Выбрать главу

Она соорудила три маленькие человеческие фигурки – одну побольше и две поменьше – и принялась обвивать их змеей. Получился этакий лубочный Лаокоон, как если бы его ваял неграмотный деревенский мастер. Скульптурка получилась смешной, что-то вроде пародии на задуманное Хоботовым.

– Ремейк еще не сделанного ремейка, – рассмеялась Наталья, всплеснув руками и отходя в сторону, чтобы полюбоваться своей миниатюрой. – Ну вот, подарок скульптору готов. Милая вещица. Ее бы еще обжечь, а то увидит, разозлится и – хлоп сильной ладонью, вмиг размозжит!

Она посмотрела себе под ноги, увидев множество комков глины, растоптанных босыми ногами скульптора.

«То же произойдет и с моей скульптурой, раздавит змейку как дождевого червя».
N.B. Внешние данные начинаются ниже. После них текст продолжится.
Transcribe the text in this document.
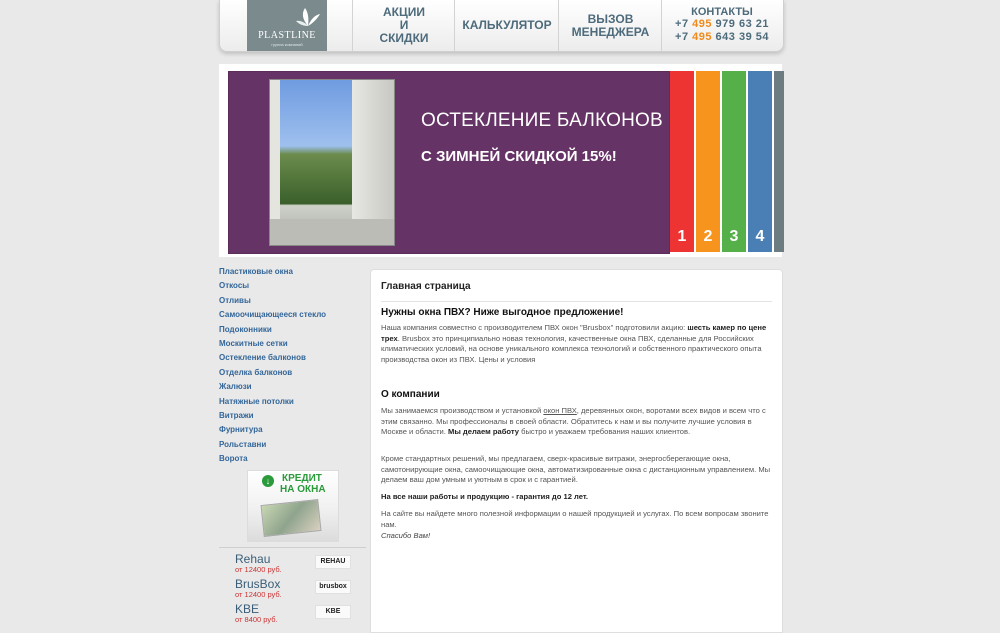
PLASTLINE
группа компаний
АКЦИИ
И
СКИДКИ
КАЛЬКУЛЯТОР	ВЫЗОВ
МЕНЕДЖЕРА
КОНТАКТЫ
+7 495 979 63 21
+7 495 643 39 54
ОСТЕКЛЕНИЕ БАЛКОНОВ
С ЗИМНЕЙ СКИДКОЙ 15%!
1	2	3	4
Пластиковые окна
Откосы
Отливы
Самоочищающееся стекло
Подоконники
Москитные сетки
Остекление балконов
Отделка балконов
Жалюзи
Натяжные потолки
Витражи
Фурнитура
Рольставни
Ворота
↓	КРЕДИТ
НА ОКНА
Rehau
от 12400 руб.
REHAU
BrusBox
от 12400 руб.
brusbox
KBE
от 8400 руб.
KBE
Главная страница
Нужны окна ПВХ? Ниже выгодное предложение!

Наша компания совместно с производителем ПВХ окон "Brusbox" подготовили акцию: шесть камер по цене трех. Brusbox это принципиально новая технология, качественные окна ПВХ, сделанные для Российских климатических условий, на основе уникального комплекса технологий и собственного практического опыта производства окон из ПВХ. Цены и условия

О компании

Мы занимаемся производством и установкой окон ПВХ, деревянных окон, воротами всех видов и всем что с этим связанно. Мы профессионалы в своей области. Обратитесь к нам и вы получите лучшие условия в Москве и области. Мы делаем работу быстро и уважаем требования наших клиентов.

Кроме стандартных решений, мы предлагаем, сверх-красивые витражи, энергосберегающие окна, самотонирующие окна, самоочищающие окна, автоматизированные окна с дистанционным управлением. Мы делаем ваш дом умным и уютным в срок и с гарантией.

На все наши работы и продукцию - гарантия до 12 лет.

На сайте вы найдете много полезной информации о нашей продукцией и услугах. По всем вопросам звоните нам.

Спасибо Вам!
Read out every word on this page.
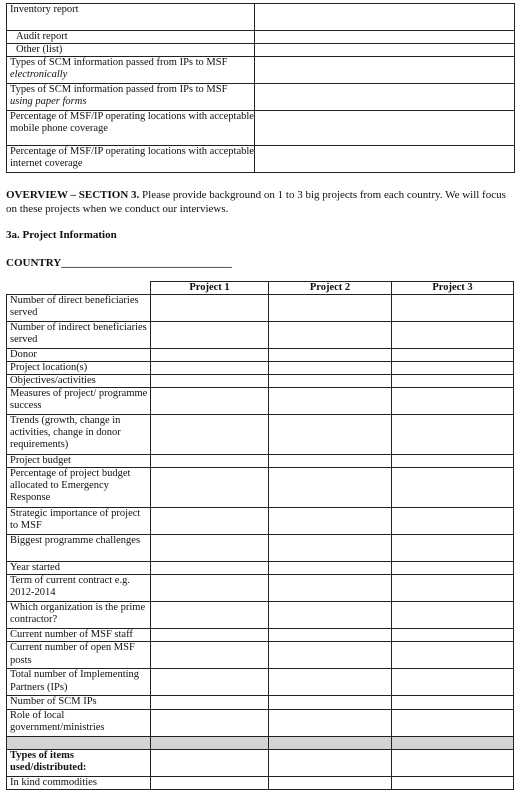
Inventory report	
Audit report	
Other (list)	
Types of SCM information passed from IPs to MSF
electronically	
Types of SCM information passed from IPs to MSF
using paper forms	
Percentage of MSF/IP operating locations with acceptable mobile phone coverage	
Percentage of MSF/IP operating locations with acceptable internet coverage	
OVERVIEW – SECTION 3. Please provide background on 1 to 3 big projects from each country. We will focus on these projects when we conduct our interviews.
3a. Project Information
COUNTRY_______________________________
	Project 1	Project 2	Project 3
Number of direct beneficiaries served			
Number of indirect beneficiaries served			
Donor			
Project location(s)			
Objectives/activities			
Measures of project/ programme success			
Trends (growth, change in activities, change in donor requirements)			
Project budget			
Percentage of project budget allocated to Emergency Response			
Strategic importance of project to MSF			
Biggest programme challenges			
Year started			
Term of current contract e.g. 2012-2014			
Which organization is the prime contractor?			
Current number of MSF staff			
Current number of open MSF posts			
Total number of Implementing Partners (IPs)			
Number of SCM IPs			
Role of local government/ministries			

Types of items used/distributed:			
In kind commodities			
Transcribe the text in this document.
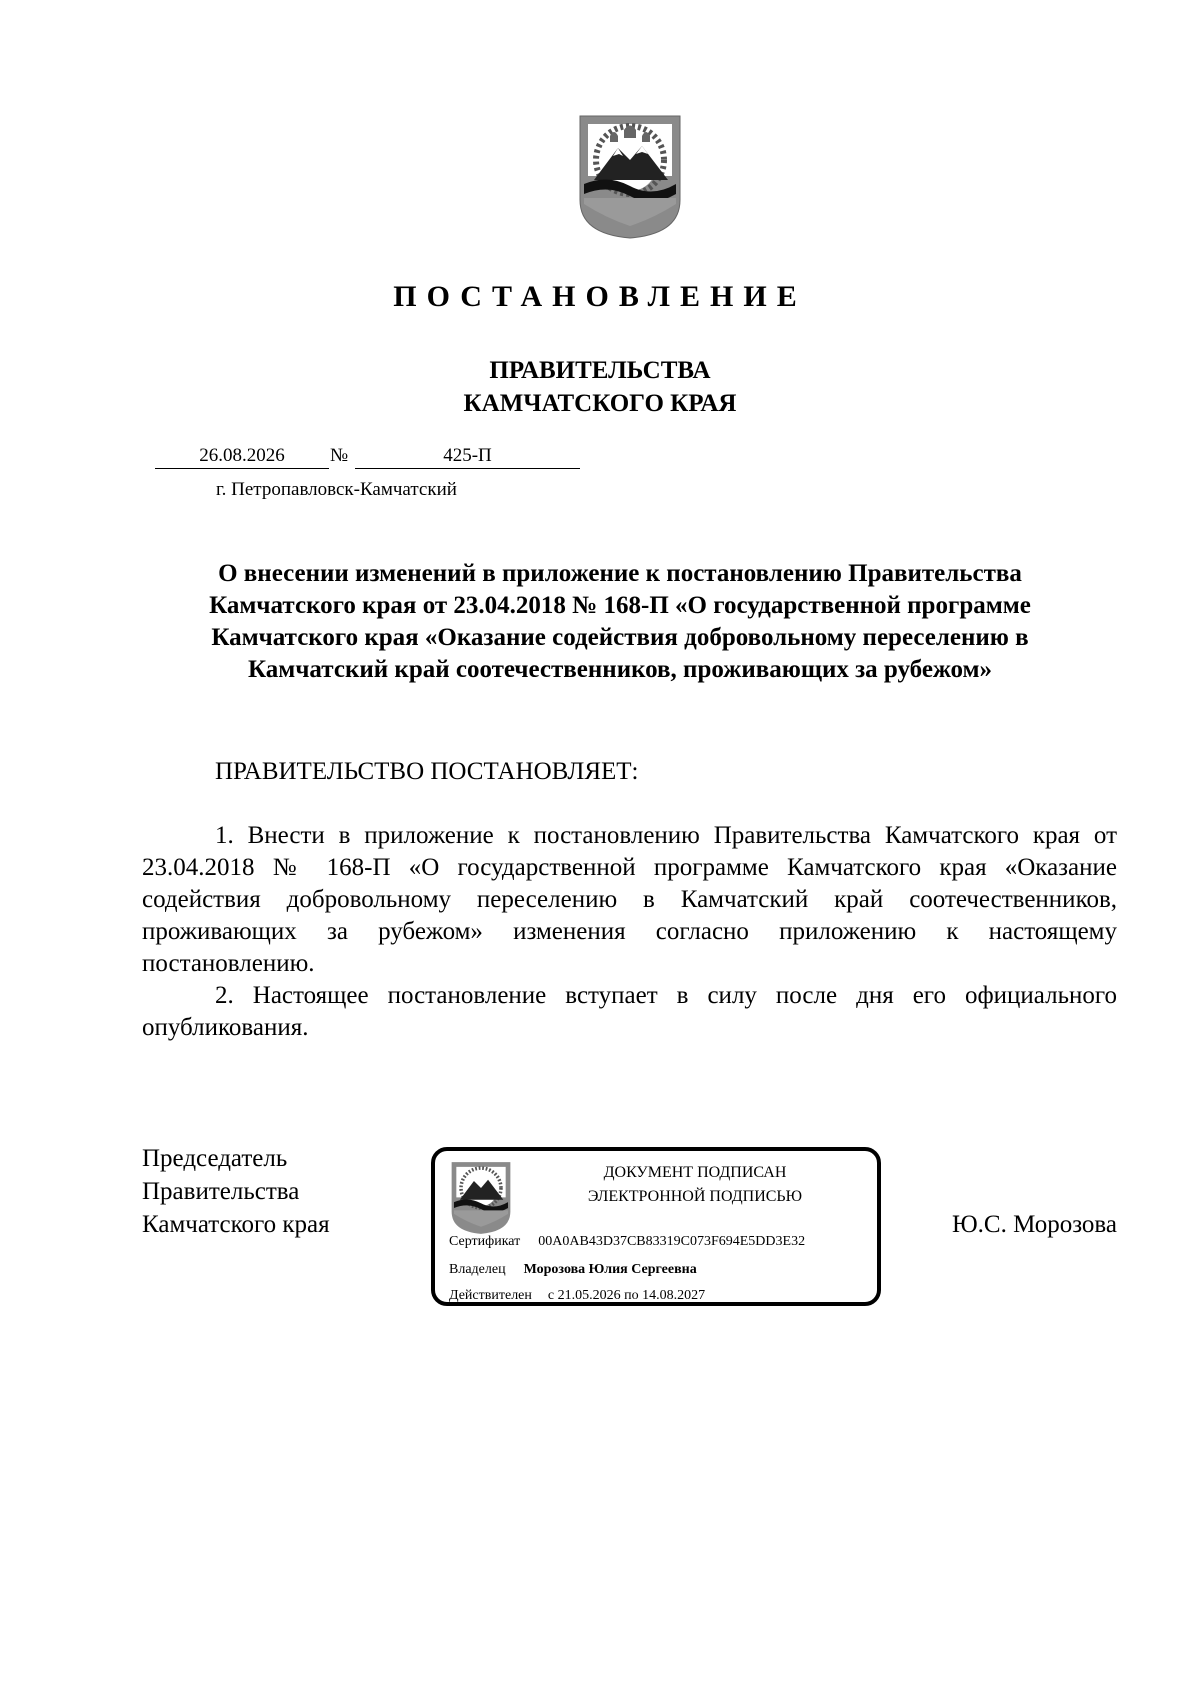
ПОСТАНОВЛЕНИЕ
ПРАВИТЕЛЬСТВА
КАМЧАТСКОГО КРАЯ
26.08.2026	№	425-П
г. Петропавловск-Камчатский
О внесении изменений в приложение к постановлению Правительства
Камчатского края от 23.04.2018 № 168-П «О государственной программе
Камчатского края «Оказание содействия добровольному переселению в
Камчатский край соотечественников, проживающих за рубежом»
ПРАВИТЕЛЬСТВО ПОСТАНОВЛЯЕТ:

1. Внести в приложение к постановлению Правительства Камчатского края от 23.04.2018 № 168-П «О государственной программе Камчатского края «Оказание содействия добровольному переселению в Камчатский край соотечественников, проживающих за рубежом» изменения согласно приложению к настоящему постановлению.

2. Настоящее постановление вступает в силу после дня его официального опубликования.

Председатель
Правительства
Камчатского края
ДОКУМЕНТ ПОДПИСАН
ЭЛЕКТРОННОЙ ПОДПИСЬЮ
Сертификат 00A0AB43D37CB83319C073F694E5DD3E32
Владелец Морозова Юлия Сергеевна
Действителен с 21.05.2026 по 14.08.2027
Ю.С. Морозова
И она взяла творение рук своих, держа его на ладони, подошла к стеллажу, забралась на ступенчатый подиум и только оттуда дотянулась до самого верха.

Скульптурка стала в дальний угол – так, что ее не было видно снизу.

«Найдет когда-нибудь, то-то удивится! Подумает, может, по пьяни сваял».

Но на скульптурке оставались четкие отпечатки отточенных женских ногтей и узких пальцев. Теперь она повяла, что ощущал Хоботов по окончании работы.

Это была и опустошенность, и в то же время какая-то дурная приподнятость. Именно дурная, хотелось сделать нечто глупое. То ли раздеться сейчас донага и принять душ в чужом доме, то ли улечься спать на диване, не снимая сапог.

Ее взгляд упал на клавиши магнитофона, не испачканные глиной, и она сообразила. Хоботов перед началом работы включил музыку, а затем даже не заметил, как кассета кончилась. Она отмотала ее на начало и, смахнув засохшую глину подушечкой мизинца, нажала клавишу плейера. Зазвучала музыка. Она не знала ни композитора, ни исполнителя, что-то странное, не то джаз, не то классика. Музыка ей не нравилась, но такую слушал Хоботов.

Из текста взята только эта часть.